El reporte fue elaborado por la asociación Fairlinked e.V., que agrupa a usuarios corporativos de la plataforma, y expone la existencia de un sistema denominado “BrowserGate”, que habría operado de forma discreta durante varios años.
De acuerdo con la investigación, LinkedIn, propiedad de Microsoft, habría utilizado un código oculto para identificar extensiones instaladas en los navegadores de los usuarios, es decir, herramientas adicionales como bloqueadores de anuncios, traductores o gestores de contraseñas.

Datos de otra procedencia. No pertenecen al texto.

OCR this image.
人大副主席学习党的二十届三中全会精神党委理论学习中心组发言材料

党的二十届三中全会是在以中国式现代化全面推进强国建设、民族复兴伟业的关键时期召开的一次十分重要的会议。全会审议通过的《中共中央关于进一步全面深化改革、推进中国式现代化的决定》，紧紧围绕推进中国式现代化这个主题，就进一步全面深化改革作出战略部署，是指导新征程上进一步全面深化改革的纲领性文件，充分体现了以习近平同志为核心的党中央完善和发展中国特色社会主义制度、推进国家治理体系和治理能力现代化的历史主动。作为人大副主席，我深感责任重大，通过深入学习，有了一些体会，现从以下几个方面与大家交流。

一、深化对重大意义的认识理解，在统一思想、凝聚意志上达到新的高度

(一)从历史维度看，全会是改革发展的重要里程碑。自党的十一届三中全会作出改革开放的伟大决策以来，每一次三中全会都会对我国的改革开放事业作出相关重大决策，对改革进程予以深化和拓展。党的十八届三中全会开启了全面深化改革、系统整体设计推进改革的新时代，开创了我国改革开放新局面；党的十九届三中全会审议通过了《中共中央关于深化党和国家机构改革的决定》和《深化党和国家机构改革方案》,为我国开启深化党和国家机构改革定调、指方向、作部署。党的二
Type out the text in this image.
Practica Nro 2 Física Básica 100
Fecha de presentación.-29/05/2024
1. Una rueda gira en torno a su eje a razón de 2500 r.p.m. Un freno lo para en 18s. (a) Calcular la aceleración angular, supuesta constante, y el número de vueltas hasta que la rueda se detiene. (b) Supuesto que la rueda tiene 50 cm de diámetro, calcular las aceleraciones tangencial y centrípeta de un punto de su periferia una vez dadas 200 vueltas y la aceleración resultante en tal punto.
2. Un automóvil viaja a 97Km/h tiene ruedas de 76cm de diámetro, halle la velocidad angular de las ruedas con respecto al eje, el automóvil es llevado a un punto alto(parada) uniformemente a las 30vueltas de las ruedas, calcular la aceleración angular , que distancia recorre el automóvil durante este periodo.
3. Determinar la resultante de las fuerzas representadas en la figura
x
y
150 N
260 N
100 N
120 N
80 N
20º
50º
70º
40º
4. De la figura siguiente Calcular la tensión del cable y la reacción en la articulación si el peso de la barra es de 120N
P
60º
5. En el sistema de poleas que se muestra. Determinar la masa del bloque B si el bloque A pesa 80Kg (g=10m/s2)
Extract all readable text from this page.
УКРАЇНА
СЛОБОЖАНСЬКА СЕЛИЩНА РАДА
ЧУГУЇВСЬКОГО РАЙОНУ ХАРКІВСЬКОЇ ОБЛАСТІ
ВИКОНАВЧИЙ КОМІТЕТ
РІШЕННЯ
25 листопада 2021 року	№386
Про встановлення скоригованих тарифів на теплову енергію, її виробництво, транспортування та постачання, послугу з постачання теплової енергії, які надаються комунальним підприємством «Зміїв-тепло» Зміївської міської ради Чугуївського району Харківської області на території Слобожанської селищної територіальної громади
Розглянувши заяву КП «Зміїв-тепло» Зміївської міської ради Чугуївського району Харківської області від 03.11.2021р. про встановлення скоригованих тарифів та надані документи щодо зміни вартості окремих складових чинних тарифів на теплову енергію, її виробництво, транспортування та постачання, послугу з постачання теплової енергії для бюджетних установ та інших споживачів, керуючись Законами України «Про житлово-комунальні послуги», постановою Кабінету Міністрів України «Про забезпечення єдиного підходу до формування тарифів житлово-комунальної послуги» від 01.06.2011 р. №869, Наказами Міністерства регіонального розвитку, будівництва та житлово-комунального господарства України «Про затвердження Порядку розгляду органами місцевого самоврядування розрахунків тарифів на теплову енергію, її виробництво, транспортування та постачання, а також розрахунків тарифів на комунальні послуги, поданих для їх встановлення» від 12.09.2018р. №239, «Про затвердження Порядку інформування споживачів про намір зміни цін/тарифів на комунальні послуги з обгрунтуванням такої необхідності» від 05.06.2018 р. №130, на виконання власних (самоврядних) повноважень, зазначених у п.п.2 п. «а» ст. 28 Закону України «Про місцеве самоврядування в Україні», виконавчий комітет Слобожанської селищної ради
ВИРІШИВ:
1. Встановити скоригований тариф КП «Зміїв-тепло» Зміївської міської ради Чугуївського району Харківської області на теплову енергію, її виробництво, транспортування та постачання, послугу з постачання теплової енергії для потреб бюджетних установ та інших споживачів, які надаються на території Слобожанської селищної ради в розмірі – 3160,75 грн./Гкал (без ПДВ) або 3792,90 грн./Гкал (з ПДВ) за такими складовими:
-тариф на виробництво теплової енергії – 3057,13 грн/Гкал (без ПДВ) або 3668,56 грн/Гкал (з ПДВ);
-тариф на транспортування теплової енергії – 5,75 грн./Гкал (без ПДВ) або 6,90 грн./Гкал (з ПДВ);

El informe señala que este sistema llegó a analizar más de 6,000 extensiones distintas, y que su alcance se amplió significativamente a partir de 2024, lo que habría incrementado la capacidad de la plataforma para recolectar información sobre los hábitos digitales de las personas.
Según los hallazgos, estos datos podrían cruzarse con la información profesional disponible en los perfiles como cargo, empresa o sector, generando perfiles más detallados sobre los usuarios, especialmente en entornos laborales.
Especialistas advierten que este tipo de monitoreo podría exponer información sensible. En algunos casos, las extensiones instaladas pueden revelar intereses personales, estado de salud, creencias o incluso qué herramientas utilizan empresas y empleados en su día a día.
La falta de claridad en torno a estas prácticas es otra de las problemáticas, ya que, según el informe, este tipo de seguimiento no estaría debidamente explicado en las políticas de privacidad de la plataforma.
Ante las críticas, LinkedIn ha negado irregularidades y sostiene que el análisis de este tipo de información forma parte de sus sistemas de seguridad.